外壁塗装で防音効果は得られるか?
「外壁塗装をすると音が静かになる」という話を耳にすることがあります。実際のところ、外壁塗装単体で期待できる防音・遮音効果はどの程度なのでしょうか。
外壁塗装の「防音塗料」とは
市場には「防音効果がある」とされる塗料がいくつか存在します。代表的なものとして、塗膜に弾性を持たせた「弾性塗料」や、塗膜を厚くすることで質量を増やす「厚膜タイプの塗料」などがあります。
これらの塗料が防音に効果的とされる理由は、弾性塗膜が音の振動を吸収する点、塗膜の厚みが増すことで遮音性能が若干向上する点、外壁のひび割れを埋めることで隙間からの音漏れを防ぐ点にあります。
しかし、その効果は非常に限定的です。一般的な外壁塗装による遮音効果の向上は1〜3dB程度とされており、人間の感覚でほとんど体感できないレベルです(10dBで音の大きさが約半分に感じられます)。
遮音材との根本的な違い
本格的な防音工事で使用される遮音材は、外壁塗装とは根本的に異なるアプローチです。
遮音材の種類と効果:
石膏ボード(比重の大きい素材):外壁内部に充填し質量で遮音(10〜20dB改善可能)
防音シート(EVA系・鉛シート):外壁の内側に張り付けて遮音(5〜15dB改善)
吸音材(グラスウール・ロックウール):外壁内の空気層に充填して吸音(10〜30dB改善)
防音の原則は「質量(重さ)」「空気層」「吸音材」の組み合わせであり、塗料の薄い塗膜だけでは限界があります。
外壁塗装で防音効果を高める現実的なアプローチ
外壁塗装単体での防音効果には限界がありますが、リフォームの機会に合わせて以下を組み合わせることで、総合的な遮音性能を高めることができます:
外壁への断熱材追加(外張り断熱):外壁の外側に断熱材を張り、その上から塗装を行う工法。断熱性能の向上と同時に、ある程度の防音効果も期待できます。費用は通常の塗装の2〜3倍程度(30坪で150〜250万円)。

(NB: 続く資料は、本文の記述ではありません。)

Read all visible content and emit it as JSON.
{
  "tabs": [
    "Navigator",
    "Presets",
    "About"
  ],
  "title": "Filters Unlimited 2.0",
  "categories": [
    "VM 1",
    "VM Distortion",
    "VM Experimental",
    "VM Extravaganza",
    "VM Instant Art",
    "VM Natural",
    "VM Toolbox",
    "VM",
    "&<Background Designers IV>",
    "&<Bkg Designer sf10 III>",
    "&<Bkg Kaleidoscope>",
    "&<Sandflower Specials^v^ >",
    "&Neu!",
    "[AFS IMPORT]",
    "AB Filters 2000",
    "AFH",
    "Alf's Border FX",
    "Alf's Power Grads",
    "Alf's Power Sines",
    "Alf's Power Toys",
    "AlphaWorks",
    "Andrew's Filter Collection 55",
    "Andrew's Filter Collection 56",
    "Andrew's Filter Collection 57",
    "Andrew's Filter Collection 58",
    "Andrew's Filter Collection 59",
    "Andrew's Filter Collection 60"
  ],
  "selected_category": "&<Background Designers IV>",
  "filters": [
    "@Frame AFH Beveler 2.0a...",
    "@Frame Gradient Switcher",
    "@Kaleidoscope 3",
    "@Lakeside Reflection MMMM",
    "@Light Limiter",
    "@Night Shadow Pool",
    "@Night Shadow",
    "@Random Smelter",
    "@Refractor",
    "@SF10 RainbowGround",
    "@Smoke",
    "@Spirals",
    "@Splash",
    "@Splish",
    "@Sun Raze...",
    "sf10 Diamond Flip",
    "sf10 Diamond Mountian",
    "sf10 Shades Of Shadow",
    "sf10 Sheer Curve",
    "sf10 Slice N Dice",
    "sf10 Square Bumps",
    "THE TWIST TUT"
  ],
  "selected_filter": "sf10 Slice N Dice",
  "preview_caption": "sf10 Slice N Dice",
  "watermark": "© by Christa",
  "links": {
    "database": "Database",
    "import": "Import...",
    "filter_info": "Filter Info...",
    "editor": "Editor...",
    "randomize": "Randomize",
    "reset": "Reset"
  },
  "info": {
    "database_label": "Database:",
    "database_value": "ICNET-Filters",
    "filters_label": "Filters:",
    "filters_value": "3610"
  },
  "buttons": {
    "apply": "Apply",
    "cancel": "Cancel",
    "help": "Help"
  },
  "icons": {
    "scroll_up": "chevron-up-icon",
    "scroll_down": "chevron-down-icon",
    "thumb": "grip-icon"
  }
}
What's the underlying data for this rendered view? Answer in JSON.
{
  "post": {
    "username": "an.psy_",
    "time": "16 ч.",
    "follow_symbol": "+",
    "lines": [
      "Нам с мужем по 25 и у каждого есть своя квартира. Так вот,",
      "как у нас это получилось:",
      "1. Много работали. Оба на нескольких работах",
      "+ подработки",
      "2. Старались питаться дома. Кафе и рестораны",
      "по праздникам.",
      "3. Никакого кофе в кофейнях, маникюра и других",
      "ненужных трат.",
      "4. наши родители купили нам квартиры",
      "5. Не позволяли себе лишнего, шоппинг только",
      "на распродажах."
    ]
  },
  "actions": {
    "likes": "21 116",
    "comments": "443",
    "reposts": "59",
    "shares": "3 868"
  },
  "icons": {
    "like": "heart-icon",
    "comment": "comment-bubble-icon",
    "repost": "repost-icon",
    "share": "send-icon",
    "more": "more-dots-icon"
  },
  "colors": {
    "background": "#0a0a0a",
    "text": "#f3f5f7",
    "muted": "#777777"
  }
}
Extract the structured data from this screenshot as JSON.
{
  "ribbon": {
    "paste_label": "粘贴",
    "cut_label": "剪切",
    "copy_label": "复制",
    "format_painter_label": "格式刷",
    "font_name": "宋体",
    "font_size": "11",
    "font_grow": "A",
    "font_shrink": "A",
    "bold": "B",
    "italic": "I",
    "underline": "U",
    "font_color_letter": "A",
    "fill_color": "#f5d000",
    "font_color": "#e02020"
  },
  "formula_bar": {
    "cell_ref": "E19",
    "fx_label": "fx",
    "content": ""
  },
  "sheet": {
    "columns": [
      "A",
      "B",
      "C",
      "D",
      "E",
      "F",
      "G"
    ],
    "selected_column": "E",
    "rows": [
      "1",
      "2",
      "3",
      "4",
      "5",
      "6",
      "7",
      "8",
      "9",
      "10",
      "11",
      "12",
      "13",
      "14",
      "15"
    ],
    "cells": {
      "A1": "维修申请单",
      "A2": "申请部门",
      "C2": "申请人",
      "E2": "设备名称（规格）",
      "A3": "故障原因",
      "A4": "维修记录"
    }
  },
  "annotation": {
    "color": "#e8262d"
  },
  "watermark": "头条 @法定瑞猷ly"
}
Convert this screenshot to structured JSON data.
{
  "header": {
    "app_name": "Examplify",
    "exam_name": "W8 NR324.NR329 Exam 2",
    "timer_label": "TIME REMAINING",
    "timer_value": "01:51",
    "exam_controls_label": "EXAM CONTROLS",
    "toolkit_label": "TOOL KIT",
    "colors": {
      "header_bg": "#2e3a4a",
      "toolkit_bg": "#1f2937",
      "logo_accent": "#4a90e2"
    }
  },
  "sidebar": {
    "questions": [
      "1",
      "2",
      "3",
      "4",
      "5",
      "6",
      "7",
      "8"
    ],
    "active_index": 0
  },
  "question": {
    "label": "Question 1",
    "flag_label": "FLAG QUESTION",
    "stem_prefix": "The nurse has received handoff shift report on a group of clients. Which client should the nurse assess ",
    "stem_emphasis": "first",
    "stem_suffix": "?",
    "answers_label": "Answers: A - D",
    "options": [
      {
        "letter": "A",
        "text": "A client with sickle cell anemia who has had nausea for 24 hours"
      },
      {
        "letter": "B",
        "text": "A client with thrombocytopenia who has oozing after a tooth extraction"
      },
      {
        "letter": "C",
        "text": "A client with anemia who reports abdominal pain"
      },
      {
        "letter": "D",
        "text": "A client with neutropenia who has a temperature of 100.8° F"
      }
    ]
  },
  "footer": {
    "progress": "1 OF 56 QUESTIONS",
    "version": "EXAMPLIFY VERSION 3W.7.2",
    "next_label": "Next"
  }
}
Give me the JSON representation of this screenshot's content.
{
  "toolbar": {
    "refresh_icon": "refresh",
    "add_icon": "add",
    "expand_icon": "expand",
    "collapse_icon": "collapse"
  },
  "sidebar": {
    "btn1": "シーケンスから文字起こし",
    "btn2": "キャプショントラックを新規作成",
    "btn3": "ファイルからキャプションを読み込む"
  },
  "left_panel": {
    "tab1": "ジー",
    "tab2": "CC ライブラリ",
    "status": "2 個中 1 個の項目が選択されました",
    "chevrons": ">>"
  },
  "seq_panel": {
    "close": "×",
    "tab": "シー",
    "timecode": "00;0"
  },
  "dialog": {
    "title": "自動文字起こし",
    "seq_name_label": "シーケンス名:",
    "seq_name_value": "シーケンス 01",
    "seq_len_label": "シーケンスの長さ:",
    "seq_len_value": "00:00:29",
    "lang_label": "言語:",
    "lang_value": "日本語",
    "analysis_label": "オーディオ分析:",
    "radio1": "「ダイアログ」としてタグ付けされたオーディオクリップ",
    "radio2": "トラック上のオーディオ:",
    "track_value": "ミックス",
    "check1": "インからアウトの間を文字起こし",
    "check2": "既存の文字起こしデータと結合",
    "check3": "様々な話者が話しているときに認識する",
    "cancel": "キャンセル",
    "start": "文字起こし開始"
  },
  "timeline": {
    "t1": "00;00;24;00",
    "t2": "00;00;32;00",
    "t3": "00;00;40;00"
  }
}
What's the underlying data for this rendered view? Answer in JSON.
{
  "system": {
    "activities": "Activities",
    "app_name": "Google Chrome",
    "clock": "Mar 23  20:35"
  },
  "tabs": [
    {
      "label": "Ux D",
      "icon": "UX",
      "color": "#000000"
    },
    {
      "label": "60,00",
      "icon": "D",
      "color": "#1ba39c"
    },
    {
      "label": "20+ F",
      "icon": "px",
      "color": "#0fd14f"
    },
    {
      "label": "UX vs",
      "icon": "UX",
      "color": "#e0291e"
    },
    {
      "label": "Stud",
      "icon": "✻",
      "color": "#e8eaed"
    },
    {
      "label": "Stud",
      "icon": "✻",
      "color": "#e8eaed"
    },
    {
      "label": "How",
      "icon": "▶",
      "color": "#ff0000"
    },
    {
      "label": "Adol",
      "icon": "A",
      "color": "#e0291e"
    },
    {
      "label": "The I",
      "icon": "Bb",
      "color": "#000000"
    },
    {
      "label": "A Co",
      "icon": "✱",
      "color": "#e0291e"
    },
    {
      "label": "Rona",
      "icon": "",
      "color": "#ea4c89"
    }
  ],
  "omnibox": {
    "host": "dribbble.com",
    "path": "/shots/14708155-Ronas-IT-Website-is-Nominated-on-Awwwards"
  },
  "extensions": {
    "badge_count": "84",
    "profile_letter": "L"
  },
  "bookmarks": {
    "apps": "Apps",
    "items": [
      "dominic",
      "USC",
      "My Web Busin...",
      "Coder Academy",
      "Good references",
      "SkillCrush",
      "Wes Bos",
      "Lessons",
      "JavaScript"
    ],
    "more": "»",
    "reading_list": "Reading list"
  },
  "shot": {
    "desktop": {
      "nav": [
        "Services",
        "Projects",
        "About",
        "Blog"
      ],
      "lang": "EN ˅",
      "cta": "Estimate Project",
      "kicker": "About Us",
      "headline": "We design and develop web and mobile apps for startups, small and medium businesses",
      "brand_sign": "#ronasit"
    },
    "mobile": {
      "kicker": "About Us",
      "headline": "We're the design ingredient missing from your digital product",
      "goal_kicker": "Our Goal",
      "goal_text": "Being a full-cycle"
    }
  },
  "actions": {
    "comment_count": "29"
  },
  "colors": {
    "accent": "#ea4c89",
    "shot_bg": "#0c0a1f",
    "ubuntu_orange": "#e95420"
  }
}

窓の防音対策との組み合わせ:外壁よりも窓が音の主要な侵入経路です。内窓(二重窓)の設置(1箇所8〜20万円)との組み合わせが効果的です。
コーキングの徹底的な打ち替え:外壁の隙間をコーキング材で密封することで、隙間からの音の侵入を防ぎます。塗装と同時施工で10〜20万円程度の追加費用。
まとめ:防音目的なら専門工事が必要
外壁塗装で得られる防音効果は非常に限定的です。本格的な防音環境を求める場合は、防音専門業者による室内側からの工事(防音壁・防音窓・防音ドア)が必要です。一方で、外壁塗装は本来の目的(防水・防腐・美観の維持)において十分な効果があり、その機会に若干の防音効果も得られると考えるのが現実的です。